A list of policy guidelines is included in the Constitution known as “the Directive Principles of State Policy” (DPSP).
These guidelines are ‘non-justifiable’, i.e., parts of the Constitution that cannot be enforced by the judiciary.
Following are the significant Goals of DPSP −
Welfare of the people; Social, economic, and political justice;
Raising the standard of living; equitable distribution of resources;
Promotion of international peace.
Following are the important Policies of DPSP −
Uniform civil code;
Prohibition of consumption of alcoholic liquor;
Promotion of cottage industries;
Prevention of slaughter of useful cattle;
Promotion of village panchayats
Following are the major non-justifiable rights of DPSP −
Equal pay for equal work for men and women;
Right against economic exploitation;
Right to work; and
Early childhood care and education to children below the age of six years.
Following are the major differences between the Fundamental Rights and the Directive Principles of State Policy −
The Fundamental Rights mainly protect the rights of individuals, while the directive principles ensure the well-being of the entire society.
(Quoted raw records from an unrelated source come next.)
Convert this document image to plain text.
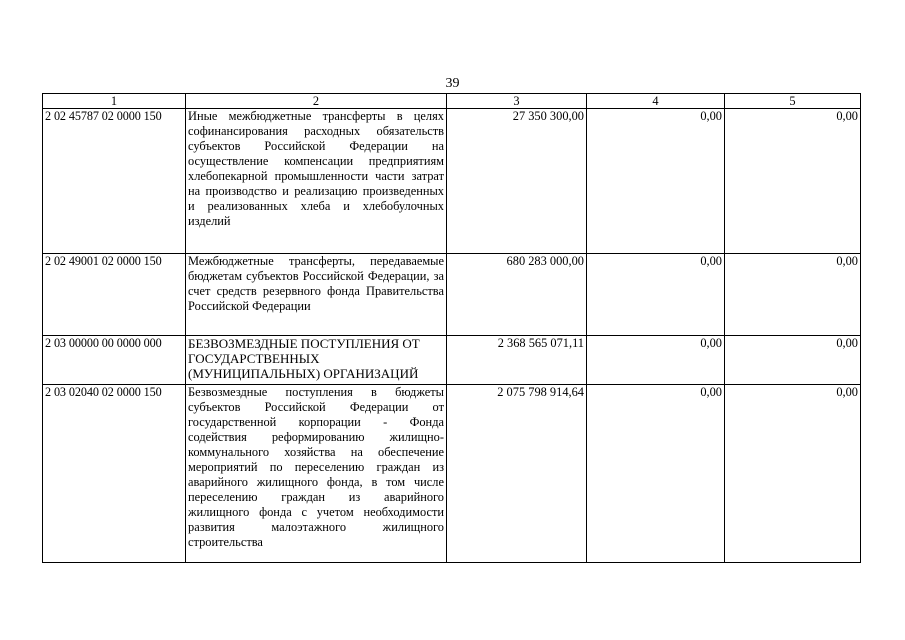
39
1	2	3	4	5
2 02 45787 02 0000 150	Иные межбюджетные трансферты в целях софинансирования расходных обязательств субъектов Российской Федерации на осуществление компенсации предприятиям хлебопекарной промышленности части затрат на производство и реализацию произведенных и реализованных хлеба и хлебобулочных изделий	27 350 300,00	0,00	0,00
2 02 49001 02 0000 150	Межбюджетные трансферты, передаваемые бюджетам субъектов Российской Федерации, за счет средств резервного фонда Правительства Российской Федерации	680 283 000,00	0,00	0,00
2 03 00000 00 0000 000	БЕЗВОЗМЕЗДНЫЕ ПОСТУПЛЕНИЯ ОТ ГОСУДАРСТВЕННЫХ (МУНИЦИПАЛЬНЫХ) ОРГАНИЗАЦИЙ	2 368 565 071,11	0,00	0,00
2 03 02040 02 0000 150	Безвозмездные поступления в бюджеты субъектов Российской Федерации от государственной корпорации - Фонда содействия реформированию жилищно-коммунального хозяйства на обеспечение мероприятий по переселению граждан из аварийного жилищного фонда, в том числе переселению граждан из аварийного жилищного фонда с учетом необходимости развития малоэтажного жилищного строительства	2 075 798 914,64	0,00	0,00
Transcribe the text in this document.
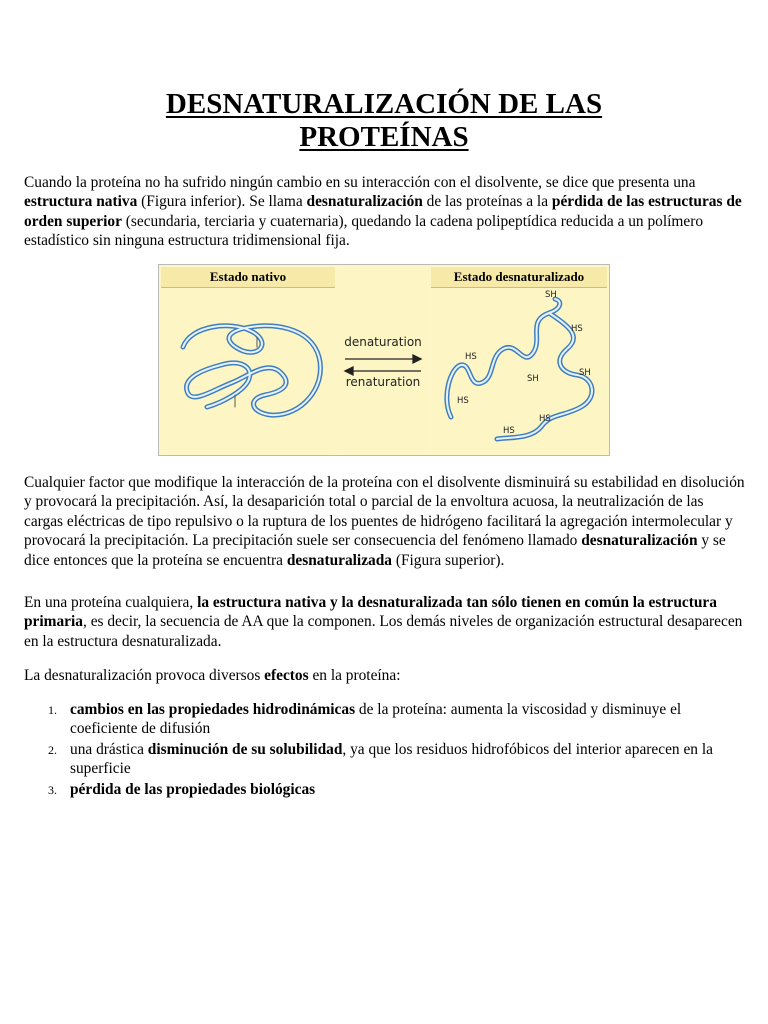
DESNATURALIZACIÓN DE LAS
PROTEÍNAS

Cuando la proteína no ha sufrido ningún cambio en su interacción con el disolvente, se dice que presenta una estructura nativa (Figura inferior). Se llama desnaturalización de las proteínas a la pérdida de las estructuras de orden superior (secundaria, terciaria y cuaternaria), quedando la cadena polipeptídica reducida a un polímero estadístico sin ninguna estructura tridimensional fija.

Estado nativo
denaturation
renaturation
Estado desnaturalizado
SH
HS
HS
SH
SH
HS
HS
HS

Cualquier factor que modifique la interacción de la proteína con el disolvente disminuirá su estabilidad en disolución y provocará la precipitación. Así, la desaparición total o parcial de la envoltura acuosa, la neutralización de las cargas eléctricas de tipo repulsivo o la ruptura de los puentes de hidrógeno facilitará la agregación intermolecular y provocará la precipitación. La precipitación suele ser consecuencia del fenómeno llamado desnaturalización y se dice entonces que la proteína se encuentra desnaturalizada (Figura superior).

En una proteína cualquiera, la estructura nativa y la desnaturalizada tan sólo tienen en común la estructura primaria, es decir, la secuencia de AA que la componen. Los demás niveles de organización estructural desaparecen en la estructura desnaturalizada.

La desnaturalización provoca diversos efectos en la proteína:

1. cambios en las propiedades hidrodinámicas de la proteína: aumenta la viscosidad y disminuye el coeficiente de difusión
2. una drástica disminución de su solubilidad, ya que los residuos hidrofóbicos del interior aparecen en la superficie
3. pérdida de las propiedades biológicas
The Fundamental Rights are justifiable and can be claimed in the court of law, whereas the Directive Principles of State Policy cannot be enforced by the judiciary.
The Fundamental Rights restrain the government from doing certain things, while the Directive Principles of State Policy insist the government to do certain things.
Regarding the Right to Property, the Constitution made it clear that property could be taken away by the government for public welfare.
In 1973, the Supreme Court gave a decision that the Right to Property was not a part of the basic structure of the Constitution and therefore, the Parliament has the power to abridge this right by an amendment.
In 1978, the 44th amendment to the Constitution removed the Right to Property from the list of Fundamental Rights and transformed it into a simple legal right under Article 300 A.